La chose rapportée au roi, il s’étonna merveilleusement de l’astuce et hardiesse de tel homme. Enfin il manda qu’on fît publier par toutes les villes de son royaume qu’il pardonnait à ce personnage, et que, s’il voulait venir se présenter à lui, il lui ferait grands biens. Le larron ajouta foi à la publication faite de par le roi, et s’en vint vers lui. Quand le roi le vit, il lui fut à grand merveille : toutefois, il lui donna sa fille en mariage comme au plus capable des hommes, et qui avait affiné les Égyptiens, lesquels affinent toutes nations.

 

 

 



[1] Ce nom n’est que Ramsès augmenté d’une syllabe nitos pour le différencier, ainsi qu’il est dit dans l’Introduction.

[2] Voir, dans l’Introduction, le commentaire de ce passage. Il y a peut-être au conte de Khoufouî un autre exemple de bloc mobile.

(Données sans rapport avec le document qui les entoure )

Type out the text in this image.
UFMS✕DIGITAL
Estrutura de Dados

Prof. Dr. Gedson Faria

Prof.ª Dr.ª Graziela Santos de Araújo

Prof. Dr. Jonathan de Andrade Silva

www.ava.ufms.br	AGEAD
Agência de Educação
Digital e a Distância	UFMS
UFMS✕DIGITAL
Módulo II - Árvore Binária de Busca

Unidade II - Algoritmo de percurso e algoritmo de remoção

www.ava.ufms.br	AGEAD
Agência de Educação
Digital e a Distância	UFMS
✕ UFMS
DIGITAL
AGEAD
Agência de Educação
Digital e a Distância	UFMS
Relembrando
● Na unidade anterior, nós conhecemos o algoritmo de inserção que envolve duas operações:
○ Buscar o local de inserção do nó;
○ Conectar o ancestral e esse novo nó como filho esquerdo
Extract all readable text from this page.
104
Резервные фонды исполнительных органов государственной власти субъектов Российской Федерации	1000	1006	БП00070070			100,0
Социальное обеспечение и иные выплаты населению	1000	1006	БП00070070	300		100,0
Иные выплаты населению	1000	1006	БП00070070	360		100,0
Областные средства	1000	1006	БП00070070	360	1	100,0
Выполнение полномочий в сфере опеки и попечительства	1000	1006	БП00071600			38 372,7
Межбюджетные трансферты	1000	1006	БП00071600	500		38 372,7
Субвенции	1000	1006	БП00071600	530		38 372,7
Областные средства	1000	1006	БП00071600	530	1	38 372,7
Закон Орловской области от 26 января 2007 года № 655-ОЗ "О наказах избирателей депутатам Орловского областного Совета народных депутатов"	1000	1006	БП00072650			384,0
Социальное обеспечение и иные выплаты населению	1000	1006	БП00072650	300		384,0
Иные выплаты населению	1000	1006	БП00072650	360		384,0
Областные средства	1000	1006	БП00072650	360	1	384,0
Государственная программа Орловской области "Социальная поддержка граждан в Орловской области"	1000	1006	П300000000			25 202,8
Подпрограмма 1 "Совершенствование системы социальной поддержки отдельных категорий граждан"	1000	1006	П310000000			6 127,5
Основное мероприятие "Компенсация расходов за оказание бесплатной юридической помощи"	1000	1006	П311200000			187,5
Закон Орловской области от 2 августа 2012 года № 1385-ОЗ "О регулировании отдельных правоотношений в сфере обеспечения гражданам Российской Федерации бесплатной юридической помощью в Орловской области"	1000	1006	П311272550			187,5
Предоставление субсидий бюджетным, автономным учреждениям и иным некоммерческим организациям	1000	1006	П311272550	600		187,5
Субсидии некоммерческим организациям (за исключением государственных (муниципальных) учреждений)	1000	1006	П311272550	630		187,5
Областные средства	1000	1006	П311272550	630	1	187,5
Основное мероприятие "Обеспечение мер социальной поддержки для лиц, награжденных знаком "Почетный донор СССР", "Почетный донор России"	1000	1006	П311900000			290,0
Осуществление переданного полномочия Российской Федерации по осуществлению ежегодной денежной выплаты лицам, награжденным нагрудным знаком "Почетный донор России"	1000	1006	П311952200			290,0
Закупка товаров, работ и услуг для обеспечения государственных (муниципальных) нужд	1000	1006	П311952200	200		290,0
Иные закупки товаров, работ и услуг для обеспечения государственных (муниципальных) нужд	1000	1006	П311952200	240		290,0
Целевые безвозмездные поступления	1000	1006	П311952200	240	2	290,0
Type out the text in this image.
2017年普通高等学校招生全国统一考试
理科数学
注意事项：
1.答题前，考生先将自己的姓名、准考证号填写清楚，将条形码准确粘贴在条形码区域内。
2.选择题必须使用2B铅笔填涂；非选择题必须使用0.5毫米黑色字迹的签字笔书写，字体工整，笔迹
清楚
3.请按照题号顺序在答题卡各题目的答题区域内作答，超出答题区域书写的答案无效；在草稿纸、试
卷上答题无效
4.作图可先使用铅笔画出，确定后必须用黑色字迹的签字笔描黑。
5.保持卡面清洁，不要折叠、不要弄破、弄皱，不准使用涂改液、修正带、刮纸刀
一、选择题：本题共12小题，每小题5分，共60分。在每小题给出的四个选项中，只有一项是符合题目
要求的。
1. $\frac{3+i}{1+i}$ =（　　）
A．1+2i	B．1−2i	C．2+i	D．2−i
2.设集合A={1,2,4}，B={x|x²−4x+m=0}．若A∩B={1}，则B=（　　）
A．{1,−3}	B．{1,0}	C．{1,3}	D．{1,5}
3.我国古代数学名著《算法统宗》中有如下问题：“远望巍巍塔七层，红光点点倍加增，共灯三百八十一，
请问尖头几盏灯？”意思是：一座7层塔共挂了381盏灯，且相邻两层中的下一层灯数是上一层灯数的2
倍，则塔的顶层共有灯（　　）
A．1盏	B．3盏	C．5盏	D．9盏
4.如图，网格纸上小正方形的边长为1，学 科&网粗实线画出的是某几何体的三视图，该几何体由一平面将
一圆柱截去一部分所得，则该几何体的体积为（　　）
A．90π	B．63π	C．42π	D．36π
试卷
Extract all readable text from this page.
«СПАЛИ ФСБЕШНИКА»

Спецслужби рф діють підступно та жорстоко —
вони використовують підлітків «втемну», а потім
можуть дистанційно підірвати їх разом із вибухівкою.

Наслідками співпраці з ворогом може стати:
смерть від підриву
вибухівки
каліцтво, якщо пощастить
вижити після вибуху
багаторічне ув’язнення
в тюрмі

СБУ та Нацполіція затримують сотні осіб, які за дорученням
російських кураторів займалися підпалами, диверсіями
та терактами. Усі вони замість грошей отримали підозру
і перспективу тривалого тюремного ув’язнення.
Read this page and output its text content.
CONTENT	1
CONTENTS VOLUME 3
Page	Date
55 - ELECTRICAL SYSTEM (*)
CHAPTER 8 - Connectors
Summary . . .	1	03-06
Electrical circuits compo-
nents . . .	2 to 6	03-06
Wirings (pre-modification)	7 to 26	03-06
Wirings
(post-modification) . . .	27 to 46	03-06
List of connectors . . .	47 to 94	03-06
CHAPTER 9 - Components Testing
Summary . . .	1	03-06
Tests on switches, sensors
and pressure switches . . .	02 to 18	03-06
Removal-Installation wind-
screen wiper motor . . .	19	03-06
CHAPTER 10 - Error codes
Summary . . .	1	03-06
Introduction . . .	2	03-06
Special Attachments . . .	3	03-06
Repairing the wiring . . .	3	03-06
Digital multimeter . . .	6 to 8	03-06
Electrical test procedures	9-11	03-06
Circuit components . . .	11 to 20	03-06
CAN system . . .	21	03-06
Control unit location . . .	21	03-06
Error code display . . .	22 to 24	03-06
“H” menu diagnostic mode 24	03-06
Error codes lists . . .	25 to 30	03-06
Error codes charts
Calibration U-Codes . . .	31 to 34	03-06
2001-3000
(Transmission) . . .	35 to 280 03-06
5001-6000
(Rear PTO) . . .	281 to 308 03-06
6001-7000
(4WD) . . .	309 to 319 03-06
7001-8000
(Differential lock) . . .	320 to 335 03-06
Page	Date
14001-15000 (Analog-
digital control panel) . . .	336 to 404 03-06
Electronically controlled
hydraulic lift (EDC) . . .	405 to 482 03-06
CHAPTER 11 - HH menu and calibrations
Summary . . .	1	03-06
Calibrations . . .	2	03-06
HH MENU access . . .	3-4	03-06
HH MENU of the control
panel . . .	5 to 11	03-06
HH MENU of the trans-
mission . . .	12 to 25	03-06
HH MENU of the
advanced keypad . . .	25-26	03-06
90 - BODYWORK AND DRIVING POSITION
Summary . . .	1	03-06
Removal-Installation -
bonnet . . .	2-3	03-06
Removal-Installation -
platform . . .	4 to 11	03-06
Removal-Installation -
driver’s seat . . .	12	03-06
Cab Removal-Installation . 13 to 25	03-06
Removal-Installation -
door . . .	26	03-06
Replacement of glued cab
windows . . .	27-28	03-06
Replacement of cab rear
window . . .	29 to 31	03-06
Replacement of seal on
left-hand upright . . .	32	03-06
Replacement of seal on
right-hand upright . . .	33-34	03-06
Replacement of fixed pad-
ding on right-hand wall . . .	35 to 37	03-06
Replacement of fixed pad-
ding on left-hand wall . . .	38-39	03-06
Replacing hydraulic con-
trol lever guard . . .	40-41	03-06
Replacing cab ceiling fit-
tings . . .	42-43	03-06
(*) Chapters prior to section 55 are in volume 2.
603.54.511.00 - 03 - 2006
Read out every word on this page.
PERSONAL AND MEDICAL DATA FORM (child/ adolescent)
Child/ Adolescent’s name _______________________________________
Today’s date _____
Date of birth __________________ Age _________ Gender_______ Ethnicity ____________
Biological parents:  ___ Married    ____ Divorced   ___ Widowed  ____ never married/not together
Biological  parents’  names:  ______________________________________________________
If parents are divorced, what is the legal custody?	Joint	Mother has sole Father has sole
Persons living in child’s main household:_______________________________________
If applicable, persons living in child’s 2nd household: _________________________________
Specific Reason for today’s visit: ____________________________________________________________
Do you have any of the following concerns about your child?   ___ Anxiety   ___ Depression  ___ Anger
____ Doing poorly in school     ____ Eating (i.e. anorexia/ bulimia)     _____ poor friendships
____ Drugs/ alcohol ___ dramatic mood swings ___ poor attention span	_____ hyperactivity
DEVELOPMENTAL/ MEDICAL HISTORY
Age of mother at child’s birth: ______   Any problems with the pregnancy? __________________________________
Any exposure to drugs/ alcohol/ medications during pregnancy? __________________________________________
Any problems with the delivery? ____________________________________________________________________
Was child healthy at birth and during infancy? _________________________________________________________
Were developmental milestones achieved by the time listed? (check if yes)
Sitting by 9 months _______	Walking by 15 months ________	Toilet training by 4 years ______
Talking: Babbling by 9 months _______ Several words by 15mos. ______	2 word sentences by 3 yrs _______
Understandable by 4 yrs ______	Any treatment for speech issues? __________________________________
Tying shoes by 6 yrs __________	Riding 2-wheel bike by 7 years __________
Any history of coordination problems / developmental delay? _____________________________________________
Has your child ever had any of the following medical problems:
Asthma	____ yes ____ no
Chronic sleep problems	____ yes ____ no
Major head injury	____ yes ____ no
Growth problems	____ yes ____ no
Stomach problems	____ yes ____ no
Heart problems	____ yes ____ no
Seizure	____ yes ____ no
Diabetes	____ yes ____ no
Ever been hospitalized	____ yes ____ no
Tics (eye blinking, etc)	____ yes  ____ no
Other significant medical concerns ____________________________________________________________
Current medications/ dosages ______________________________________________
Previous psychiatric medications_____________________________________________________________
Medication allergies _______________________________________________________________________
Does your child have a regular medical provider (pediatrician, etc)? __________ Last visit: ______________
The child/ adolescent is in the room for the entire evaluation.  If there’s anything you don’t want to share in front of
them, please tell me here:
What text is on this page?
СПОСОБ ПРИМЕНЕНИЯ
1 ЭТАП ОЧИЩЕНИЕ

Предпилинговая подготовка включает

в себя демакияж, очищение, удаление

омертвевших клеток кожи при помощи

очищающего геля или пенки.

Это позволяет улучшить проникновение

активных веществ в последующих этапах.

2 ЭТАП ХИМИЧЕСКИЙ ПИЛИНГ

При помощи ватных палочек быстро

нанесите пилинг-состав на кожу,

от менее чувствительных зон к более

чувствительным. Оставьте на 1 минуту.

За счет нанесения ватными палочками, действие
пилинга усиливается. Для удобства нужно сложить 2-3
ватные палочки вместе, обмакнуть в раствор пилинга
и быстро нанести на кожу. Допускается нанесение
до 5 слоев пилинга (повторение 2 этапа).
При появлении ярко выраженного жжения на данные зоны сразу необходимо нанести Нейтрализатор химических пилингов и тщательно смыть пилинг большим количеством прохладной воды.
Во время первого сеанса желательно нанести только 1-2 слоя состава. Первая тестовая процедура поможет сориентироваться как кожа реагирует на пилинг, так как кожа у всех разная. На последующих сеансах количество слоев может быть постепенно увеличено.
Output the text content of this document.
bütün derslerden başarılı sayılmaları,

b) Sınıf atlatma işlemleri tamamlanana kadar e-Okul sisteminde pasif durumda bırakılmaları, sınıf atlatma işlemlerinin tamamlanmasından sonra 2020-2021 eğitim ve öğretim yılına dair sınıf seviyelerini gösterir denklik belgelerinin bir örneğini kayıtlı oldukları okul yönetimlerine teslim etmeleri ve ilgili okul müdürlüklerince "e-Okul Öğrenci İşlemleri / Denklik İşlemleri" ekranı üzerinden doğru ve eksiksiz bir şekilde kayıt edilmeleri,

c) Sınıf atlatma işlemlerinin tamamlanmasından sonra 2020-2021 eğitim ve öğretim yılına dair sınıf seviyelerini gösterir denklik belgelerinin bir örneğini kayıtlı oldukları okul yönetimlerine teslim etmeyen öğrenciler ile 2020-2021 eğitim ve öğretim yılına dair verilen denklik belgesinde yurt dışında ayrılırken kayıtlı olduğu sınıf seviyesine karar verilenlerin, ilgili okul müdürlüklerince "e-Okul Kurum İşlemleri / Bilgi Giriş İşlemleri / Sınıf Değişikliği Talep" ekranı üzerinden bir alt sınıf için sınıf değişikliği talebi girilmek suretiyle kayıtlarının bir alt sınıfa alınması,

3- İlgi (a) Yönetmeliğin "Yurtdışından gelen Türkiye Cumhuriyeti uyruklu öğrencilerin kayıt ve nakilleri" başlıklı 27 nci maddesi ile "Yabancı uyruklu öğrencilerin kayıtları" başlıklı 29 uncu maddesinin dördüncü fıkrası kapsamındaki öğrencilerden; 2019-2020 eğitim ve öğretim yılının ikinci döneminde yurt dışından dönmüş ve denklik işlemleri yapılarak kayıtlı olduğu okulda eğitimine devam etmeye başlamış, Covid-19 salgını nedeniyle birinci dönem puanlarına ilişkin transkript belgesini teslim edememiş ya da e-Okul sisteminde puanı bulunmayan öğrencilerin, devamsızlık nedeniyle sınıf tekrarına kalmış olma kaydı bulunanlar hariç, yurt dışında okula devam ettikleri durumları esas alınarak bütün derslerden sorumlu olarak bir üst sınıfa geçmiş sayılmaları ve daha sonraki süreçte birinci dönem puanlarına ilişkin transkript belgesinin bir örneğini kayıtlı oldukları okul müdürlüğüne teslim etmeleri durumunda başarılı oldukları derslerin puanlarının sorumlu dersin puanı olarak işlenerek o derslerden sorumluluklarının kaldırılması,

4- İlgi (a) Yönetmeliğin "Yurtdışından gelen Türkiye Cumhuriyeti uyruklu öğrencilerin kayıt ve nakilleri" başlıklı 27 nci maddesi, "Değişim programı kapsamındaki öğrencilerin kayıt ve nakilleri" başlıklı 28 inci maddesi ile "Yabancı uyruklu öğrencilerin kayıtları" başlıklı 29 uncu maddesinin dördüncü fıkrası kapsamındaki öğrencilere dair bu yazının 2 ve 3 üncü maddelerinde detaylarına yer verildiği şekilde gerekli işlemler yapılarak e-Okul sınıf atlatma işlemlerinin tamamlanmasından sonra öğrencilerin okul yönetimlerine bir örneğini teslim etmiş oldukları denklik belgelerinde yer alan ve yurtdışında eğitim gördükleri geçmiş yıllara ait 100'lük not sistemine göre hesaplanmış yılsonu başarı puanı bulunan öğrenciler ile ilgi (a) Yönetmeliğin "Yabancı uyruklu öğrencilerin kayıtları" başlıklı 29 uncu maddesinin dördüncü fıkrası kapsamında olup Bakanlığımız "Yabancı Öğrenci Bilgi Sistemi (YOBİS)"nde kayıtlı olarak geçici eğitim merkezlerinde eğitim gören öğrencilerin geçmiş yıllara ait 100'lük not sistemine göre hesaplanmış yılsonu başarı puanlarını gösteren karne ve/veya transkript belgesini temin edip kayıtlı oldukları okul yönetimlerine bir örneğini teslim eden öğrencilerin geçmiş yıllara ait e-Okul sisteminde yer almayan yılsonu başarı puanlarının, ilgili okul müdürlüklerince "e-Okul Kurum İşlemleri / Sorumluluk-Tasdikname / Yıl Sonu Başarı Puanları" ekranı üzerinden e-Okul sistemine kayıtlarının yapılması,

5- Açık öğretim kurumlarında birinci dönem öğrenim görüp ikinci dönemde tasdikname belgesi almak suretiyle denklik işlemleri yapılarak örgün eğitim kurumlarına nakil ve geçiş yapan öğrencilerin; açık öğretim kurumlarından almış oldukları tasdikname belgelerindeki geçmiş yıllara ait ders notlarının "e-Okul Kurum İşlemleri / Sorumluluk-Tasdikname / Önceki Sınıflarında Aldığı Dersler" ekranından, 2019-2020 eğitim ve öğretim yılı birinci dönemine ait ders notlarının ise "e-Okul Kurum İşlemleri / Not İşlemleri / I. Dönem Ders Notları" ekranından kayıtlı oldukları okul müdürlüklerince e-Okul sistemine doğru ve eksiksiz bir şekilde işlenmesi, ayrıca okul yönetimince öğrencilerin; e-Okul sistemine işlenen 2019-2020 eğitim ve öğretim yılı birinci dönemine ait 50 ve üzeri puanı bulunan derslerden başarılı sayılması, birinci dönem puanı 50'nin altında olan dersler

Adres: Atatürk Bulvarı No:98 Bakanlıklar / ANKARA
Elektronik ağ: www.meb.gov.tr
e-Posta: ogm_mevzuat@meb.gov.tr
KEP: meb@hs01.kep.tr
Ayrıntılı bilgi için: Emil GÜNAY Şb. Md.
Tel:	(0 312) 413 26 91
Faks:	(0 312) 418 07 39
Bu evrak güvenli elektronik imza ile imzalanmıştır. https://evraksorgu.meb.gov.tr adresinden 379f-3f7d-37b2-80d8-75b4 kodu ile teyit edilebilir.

[3] Cette exposition du cadavre sur la muraille de la ville a été citée comme une preuve de l’origine non égyptienne du conte. Les Égyptiens, a-t-on dit, avaient trop de scrupules religieux pour que leur loi civile permit pareille exhibition ; après exécution de la sentence, le corps était rendu à la famille, pour être momifié. Je ne citerai contre cette objection qu’un passage d’une stèle d’Aménôthès II, où ce roi raconte qu’ayant pris plusieurs chefs syriens, il fit exposer leurs corps sur les murs de Thèbes et de Napata, afin d’effrayer les rebelles par un si terrible exemple. Ce qu’un Pharaon réel avait fait, un Pharaon de conte pouvait bien le faire, quand même ce n’aurait été que par exception.

[4] Les Égyptiens n’employaient pas d’ordinaire les outres à contenir le vin, mais presque toujours des jarres pointues de petite taille : les esclaves les emportaient avec eux à l’atelier ou dans les champs, et il n’est pas rare de voir, dans les peintures qui représentent la récolte, quelque moissonneur qui, la faucille sous le bras, boit à même le pot. L’usage de la peau de chèvre n’était pas inconnu cependant, et je puis citer, entre autres exemples, un tableau de jardinage trouvé dans un tombeau thébain et reproduit par Wilkinson (A popular Account of the Ancient Eyyptians, t. I, p. 35, fig. 29) ; on y voit trois chèvres d’eau déposées au bord d’un bassin pour y rafraîchir. Le détail recueilli par Hérodote est donc conforme de tout point aux mœurs de l’Égypte antique.

[5] Pour l’appréciation de ce trait je renvoie à ce qui a été dit dans l’Introduction, de la barbe des soldats égyptiens.

[6] Si bizarre que le moyen nous paraisse, il faut croire que les Égyptiens le trouvaient naturel, puisque la fille de Chéops recevait de son père l’ordre d’ouvrir sa maison à tout venant, moyennant argent (Hérodote, II, CXXVI), et que Thouboui invitait Satni à venir chez elle afin de le contraindre à rendre le livre de Thot.